American International Group and the Treasury said they will sell around $9 billion in AIG stock, suggesting the government's exit from its crisis-era investment will be slower and less profitable than originally thought.
The offering is less than half of what had been contemplated earlier this year. When Wall Street banks offered their services to manage the sale in January, there was talk of an offering of more than $20 billion.
One angry shareholder made his displeasure clear at AIG's annual meeting on Wednesday.
I think the directors have mismanaged this. You're now selling stock at one half of what it sold for a few months ago, said Kenneth Steiner, who holds 600 shares of AIG. What happened here is a real shame and real tragedy. It's only being made worse now by this dilutive offering.
Still, most of the shareholders who spoke at the meeting offered praise for the board's work and for Chief Executive Robert Benmosche in particular. Benmosche, the former MetLife CEO who took over AIG in the midst of the crisis, stopped the company's fire-sale breakup, energized the staff and restructured the company. He did much of it while undergoing treatment for cancer.
The question now is whether the government can still make money on AIG's restructuring.
At one point earlier this year, the Treasury was sitting on a paper profit north of $27 billion. There was talk of a blockbuster stock offering in May, a second one later in the year and perhaps a third in early 2012 to get the government out of one of its riskiest investments.
In the meantime, AIG ran into asbestos problems at its property insurer Chartis, short sellers piled into the small number of shares still publicly traded and in four months the company shed more than a third of its value.
The Treasury would have to raise just over $47.5 billion from AIG share sales to break even, a taller task that might require more patience and more share sales than anticipated.
AIG shares closed up 3.5 percent at $30.65 on the New York Stock Exchange, their best day in nearly two months. Over that span the stock closed lower about three-quarters of the time.
Up or down, though, when AIG was rescued in September 2008 few expected it would even exist today. The company received $182 billion in bailouts and managed to restructure while preserving two core insurance businesses.
One of the few analysts still covering the stock said the shares were worth buying despite major headline risks.
We still believe a high degree of execution risk remains, and while we would not rule out the need for future capital raises, we think the shares are undervalued versus peers and historical valuations, Standard & Poor's equity analyst Cathy Seifert said in a note.
AIG trades at about 0.65 times its book value, whereas other property insurers trade at an average multiple of 0.97, and other life insurers average 0.91, according to Thomson Reuters data.
Taking a loss on AIG would be a black eye for the Treasury, but the government is under pressure to exit its crisis-era investments in private companies. A looming presidential election only adds to that pressure.
The government turned a profit of $12 billion on its investment in Citigroup Inc but took a loss on its first sale of shares in automaker General Motors Co.

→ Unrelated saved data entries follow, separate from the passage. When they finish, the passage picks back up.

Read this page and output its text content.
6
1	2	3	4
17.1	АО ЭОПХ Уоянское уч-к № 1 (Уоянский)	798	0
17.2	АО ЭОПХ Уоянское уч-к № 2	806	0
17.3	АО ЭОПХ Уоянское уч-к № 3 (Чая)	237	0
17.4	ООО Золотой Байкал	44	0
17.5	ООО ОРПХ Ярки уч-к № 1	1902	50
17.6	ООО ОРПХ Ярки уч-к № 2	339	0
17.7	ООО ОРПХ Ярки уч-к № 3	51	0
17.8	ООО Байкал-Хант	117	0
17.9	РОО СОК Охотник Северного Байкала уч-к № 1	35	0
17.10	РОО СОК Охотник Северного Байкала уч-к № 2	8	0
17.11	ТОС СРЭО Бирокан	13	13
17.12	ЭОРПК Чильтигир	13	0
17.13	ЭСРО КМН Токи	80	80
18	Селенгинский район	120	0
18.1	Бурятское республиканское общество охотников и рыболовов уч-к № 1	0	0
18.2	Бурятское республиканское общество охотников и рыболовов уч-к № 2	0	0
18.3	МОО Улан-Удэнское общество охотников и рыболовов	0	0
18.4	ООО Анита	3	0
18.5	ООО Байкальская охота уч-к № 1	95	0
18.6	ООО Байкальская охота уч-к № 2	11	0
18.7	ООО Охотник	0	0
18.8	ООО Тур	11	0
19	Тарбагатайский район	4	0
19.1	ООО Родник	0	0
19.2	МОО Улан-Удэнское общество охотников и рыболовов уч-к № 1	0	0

The government is expected to begin selling off its stake in Ally Financial Inc later this year.
AIG is sending two teams to begin meeting with investors on Wednesday, a source familiar with the situation said, and Benmosche will personally be meeting with multiple banks.
AIG said last Friday it needed to raise $3 billion in the stock offering, which would imply a price of around $30 a share. But one investor said on Wednesday the offering was more likely to price at a discount to where the shares are now.
The prospectus filed on Wednesday said the Treasury would sell 200 million shares and AIG would sell 100 million. The Treasury has an option to sell an additional 45 million shares to cover excess demand.
Assuming the Treasury sells 200 million shares, the government stake in AIG would fall to 77 percent from the current 92 percent.